Like a high school kid prancing in the end zone or verbosely signaling a first down after a simple five-yard out pattern, Sanders was just taking what's accepted on Sunday and bringing it to Friday night.
Now Sanders is out of the game, fired Wednesday despite winning 62 of 69 games and four state championships in five years - watered-down as they are now in Arizona. Sanders said he was told the decision had nothing to do with his Chaparral faux pas - apparently that one year without a state title rubbed someone the wrong way, coach?
Sanders says he still has coaching in his blood and will be an active candidate for head coaching vacancies. Now all he has to find is a desperate school willing to hand over its program to someone who will do anything - including laying down on national TV - to prove he's right and everyone else just doesn't understand.
Maybe he finds another landing spot here. Maybe he doesn't.
Either way, I couldn't care less.
Last one out, turn out the lights
OK, here's the score over at ASU a few weeks into the Todd Graham Era:
•The quarterback (Brock Osweiler) is evacuating for the NFL after only 15 college football starts in hopes of being a third-round pick - despite cautions from many that, despite throwing for 4,000 yards in 2011, another year of seasoning would be the intelligent move. With a new coach, new coordinator and new system - and an ASU team not expected to be as good as last year's underachieving bunch - I can understand the decision.
•The leading rusher (Cameron Marshall) is reportedly considering the NFL as well. That would hurt.
•The best pass rusher (Junior Onyeali) has been suspended indefinitely and might have a hard time seeing the field moving forward under Graham's new, infinitely tighter, player conduct code.
•Linebacker Vontaze Burfict, whose stock as a pro football player has plummeted since he exploded on the scene as a freshman, is also NFL-bound - provided he can find a team willing to roll the dice on volatile, overrated talent. What a time for the Raiders to be reeling in their standards, eh, ‘Taze?
Add in the recruits that jumped ship, and it's not the best first month. And when you're talking about Coach Graham, you measure success in months.
•The Suns decision to bring in Michael Redd might be their best move of the off-season. Of course, you didn't have to go far to beat Shannon Brown and Sebastian Telfair on the acquisition list. If Redd can run and shoot straight, and Markieff Morris continues to develop, the Suns will be OK once their grumpy old men play themselves into shape.
•I feel for Tim Tebow because the media and fans have hyped the kid to such incredible heights that even a decent quarterback - which he's not - would pass out from oxygen deprivation.
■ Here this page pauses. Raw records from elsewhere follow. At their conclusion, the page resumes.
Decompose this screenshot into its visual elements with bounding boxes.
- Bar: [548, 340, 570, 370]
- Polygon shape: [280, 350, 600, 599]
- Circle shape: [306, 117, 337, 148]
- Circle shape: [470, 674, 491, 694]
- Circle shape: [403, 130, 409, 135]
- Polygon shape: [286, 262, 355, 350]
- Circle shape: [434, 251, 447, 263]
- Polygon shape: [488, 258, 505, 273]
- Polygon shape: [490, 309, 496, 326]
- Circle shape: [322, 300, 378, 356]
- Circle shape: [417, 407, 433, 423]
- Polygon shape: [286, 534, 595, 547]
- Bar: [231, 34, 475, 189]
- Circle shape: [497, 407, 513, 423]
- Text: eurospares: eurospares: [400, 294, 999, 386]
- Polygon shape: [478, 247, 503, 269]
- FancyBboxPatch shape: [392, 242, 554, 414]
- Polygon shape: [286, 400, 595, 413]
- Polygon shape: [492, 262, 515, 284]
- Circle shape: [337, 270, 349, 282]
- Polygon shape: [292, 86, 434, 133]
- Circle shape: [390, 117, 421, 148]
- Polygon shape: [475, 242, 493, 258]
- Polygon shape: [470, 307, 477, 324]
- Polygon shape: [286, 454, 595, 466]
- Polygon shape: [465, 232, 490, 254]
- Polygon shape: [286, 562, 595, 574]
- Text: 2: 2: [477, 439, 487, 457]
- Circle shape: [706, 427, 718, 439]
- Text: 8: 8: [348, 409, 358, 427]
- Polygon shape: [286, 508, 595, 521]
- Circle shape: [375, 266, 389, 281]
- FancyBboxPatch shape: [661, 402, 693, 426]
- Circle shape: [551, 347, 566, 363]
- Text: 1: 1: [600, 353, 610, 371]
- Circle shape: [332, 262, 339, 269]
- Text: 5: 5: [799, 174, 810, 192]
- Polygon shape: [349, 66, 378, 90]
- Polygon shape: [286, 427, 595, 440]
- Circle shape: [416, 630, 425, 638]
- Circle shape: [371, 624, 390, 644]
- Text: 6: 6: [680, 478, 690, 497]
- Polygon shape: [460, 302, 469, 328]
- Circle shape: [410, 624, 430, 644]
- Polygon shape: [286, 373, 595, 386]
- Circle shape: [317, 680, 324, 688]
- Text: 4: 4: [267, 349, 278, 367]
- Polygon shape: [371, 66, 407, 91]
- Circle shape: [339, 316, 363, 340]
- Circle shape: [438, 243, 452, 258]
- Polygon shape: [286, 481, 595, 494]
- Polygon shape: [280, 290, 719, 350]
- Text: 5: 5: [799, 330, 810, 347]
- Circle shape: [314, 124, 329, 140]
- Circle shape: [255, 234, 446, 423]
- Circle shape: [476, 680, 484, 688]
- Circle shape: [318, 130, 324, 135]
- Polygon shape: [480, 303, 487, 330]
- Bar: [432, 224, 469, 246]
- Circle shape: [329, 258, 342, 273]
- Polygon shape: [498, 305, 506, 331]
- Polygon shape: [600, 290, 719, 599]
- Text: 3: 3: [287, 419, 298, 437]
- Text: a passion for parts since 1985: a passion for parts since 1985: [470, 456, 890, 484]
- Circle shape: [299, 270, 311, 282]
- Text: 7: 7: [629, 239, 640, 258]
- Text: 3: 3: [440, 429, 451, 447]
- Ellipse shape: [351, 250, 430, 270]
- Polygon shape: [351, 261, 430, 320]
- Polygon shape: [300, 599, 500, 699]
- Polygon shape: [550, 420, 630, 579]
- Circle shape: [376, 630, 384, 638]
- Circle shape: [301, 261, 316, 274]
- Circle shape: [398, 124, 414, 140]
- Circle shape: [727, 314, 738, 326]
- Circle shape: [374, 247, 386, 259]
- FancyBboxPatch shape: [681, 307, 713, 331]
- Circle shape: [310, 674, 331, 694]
Now he's playing a first-round playoff game against the most experienced, playoff-savvy team in the NFL and if he loses, John Elway and the Bronco brass will be waiting outside the dressing room door with a broom.
Save that "Saturday Night Live," clip, Timmy. The grandkids will never believe.
As of Friday, so here are playoff picks for Wild Card Weekend:
•Texans 23, Bengals 17: Cincinnati is good. Good enough to win. But home field and the Texans defense is too much to overcome, even with T.J. Yates at the helm.
•Saints 37, Lions 21: There won't be a Seattle-like letdown for this one. The Saints in the Superdome are a lock. The Lions can score, but they can't stop Drew Brees.
•Falcons 24, Giants 16: A lot of people see the Giants as a dark horse in the playoffs. I see them as a team that might not even belong. Matt Ryan finally breaks through in the postseason.
•Steelers 17, Broncos 7: Pittsburgh is so beat up, but they are also used to playing with what they have. Even with half a quarterback and a backup running back, they will piece together enough to end the Tim Tebow Era in Denver.